Even as the plunge in prices continued, trading volumes remained high, suggesting that traders could still be getting out of their positions. More than $400 billion in cryptocurrencies had been traded over the last 24 hours, according to CoinMarketCap, up almost 75 per cent.

That would suggest that the “froth” has yet to be excised from the crypto markets. The creator of the currency Ethereum, recently highlighted in profiles of NFTs in the New York Times, says that bubbles are the nature of crypto:

The crypto crash of the past few days has shocked investors around the world. Vitalik Buterin isn’t among them — even though the meltdown wiped out a huge chunk of his personal wealth. …

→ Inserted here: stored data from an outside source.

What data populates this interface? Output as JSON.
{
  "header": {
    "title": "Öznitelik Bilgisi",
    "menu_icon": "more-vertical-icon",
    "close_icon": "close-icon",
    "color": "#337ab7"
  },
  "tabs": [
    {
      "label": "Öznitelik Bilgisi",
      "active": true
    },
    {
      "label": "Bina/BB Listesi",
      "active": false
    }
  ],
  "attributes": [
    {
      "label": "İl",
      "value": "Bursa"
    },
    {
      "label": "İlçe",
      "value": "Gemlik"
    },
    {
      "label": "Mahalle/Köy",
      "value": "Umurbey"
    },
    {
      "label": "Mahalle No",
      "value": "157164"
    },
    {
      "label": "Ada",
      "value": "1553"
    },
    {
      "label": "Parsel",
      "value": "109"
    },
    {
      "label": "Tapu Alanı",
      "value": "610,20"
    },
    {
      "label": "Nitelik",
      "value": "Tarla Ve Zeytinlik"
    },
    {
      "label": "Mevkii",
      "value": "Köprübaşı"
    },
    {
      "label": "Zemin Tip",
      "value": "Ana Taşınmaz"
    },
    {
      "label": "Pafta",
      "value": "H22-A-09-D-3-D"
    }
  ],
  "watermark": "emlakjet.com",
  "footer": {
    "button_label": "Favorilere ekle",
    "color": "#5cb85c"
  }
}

The nosedive may have cost Buterin, a Russian-Canadian programmer who dropped out of college, his newfound status as a crypto billionaire. The value of ether in Buterin’s closely watched public wallet stood at approximately $870 million Thursday morning, down from around $1.1 billion the morning before.

Even though he’s just 27, Buterin is a veteran of these crypto boom-bust cycles, at least as much as anyone can be.

“We’ve had at least three of these big crypto bubbles so far,” said Buterin, who co-founded Bitcoin Magazine in 2012. “And often enough, the reason the bubbles end up stopping is because some event happens that just makes it clear that the technology isn’t there yet.”

That will serve as a limiting factor, especially with nation-states with incentives to protect their own currencies. Until the bubble-and-bust nature of these markets gets resolved, they will be limited in appeal.